Clearly, it’s an image that has been successful for him. He has a long-term contract with the Flamingo Hotel & Casino in Las Vegas. And when he’s not there, he’s on the road. On Sept. 15, his wide-ranging travels bring him to the Rising Star Casino in Rising Sun, Indiana, for a single 8 p.m. performance.
It wasn’t always this way. Oh, the glum, moody attitude was always there. But his magic acts weren’t always such a big hit. For the better part of a decade, Van der Put performed at bar mitzvahs, corporate gatherings and weddings.
But there was a problem. People really didn’t like his act.
“Everyone hated it,” says Van der Put, speaking by phone from his home in London, “I would get fired all the time. It certainly wasn’t successful.”
When he started doing illusions, around the age of 14, he dreamed of a glorious career as a master magician.
“But it was just a hobby when I was younger,” he says. “It was something to fill the time. Then it became a job. Then it became something I could to do avoid having a job.”
The turning point – there has to be a turning point to his misery, right – came when he was invited to a holiday costume party. He didn’t have a clue about what to wear. But his sister happened to have a dragon suit in the closet. He was desperate, so he borrowed it and headed for the party.
When he arrived, he was the only one wearing a costume. He could have turned around and left. But hey, what’s a little more ridicule when you’re already feeling low?
“Since it was a Christmas party, I told everyone I was rein-dragon,” he recalls. So what did people think? “I don’t really want to know the answer.”
In an odd way, though, he found the experience liberating. He could be just as testy as he wanted and no one got angry with him. Indeed, everyone was amused. For a terminally disgruntled guy, this was a dream come true.
“When I found out I could re-invent what I was doing, I had a lot of fun,” says the 38-year-old Van der Put. “Basically, putting on a dragon outfit allowed me to say anything I want. Now I’m doing the show 400-500 times a year.”
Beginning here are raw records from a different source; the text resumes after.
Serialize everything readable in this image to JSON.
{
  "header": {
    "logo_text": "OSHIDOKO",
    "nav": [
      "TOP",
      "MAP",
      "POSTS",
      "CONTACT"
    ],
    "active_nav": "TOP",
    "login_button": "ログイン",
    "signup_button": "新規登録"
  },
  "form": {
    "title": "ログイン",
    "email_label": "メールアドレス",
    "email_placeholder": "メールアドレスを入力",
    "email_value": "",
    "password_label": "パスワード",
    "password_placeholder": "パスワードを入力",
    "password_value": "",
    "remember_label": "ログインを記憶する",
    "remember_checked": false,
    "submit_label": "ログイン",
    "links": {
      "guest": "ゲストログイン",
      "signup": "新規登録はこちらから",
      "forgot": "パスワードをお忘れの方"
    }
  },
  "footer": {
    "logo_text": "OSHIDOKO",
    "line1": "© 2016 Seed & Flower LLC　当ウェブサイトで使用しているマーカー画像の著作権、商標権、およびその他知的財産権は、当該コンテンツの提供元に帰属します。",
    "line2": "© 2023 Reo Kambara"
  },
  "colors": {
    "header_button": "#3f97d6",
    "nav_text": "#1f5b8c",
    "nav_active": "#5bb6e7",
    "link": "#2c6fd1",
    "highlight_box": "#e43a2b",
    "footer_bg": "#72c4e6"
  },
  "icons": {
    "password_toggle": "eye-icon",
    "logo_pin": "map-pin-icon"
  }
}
When you do a show that often, though, there are bound to be audience members here and there who are frustrating. Or worse. But even that is OK.
“Now, I can say what I feel,” he says. “Instead of being fired for saying sarcastic things, I get to turn it into humor. It’s really quite amazing. When I had to do someone’s wedding, I couldn’t say these things. Now, people can’t wait for it.”
So, having unleashed this new vein of mocking wit, who is it who is attracted to his shows? And to his humor?
“Mostly, I aim for the people who don’t like magic,” he says. “You know – if you hate magic, come see Piff the Magic Dragon. I’ll turn you around.”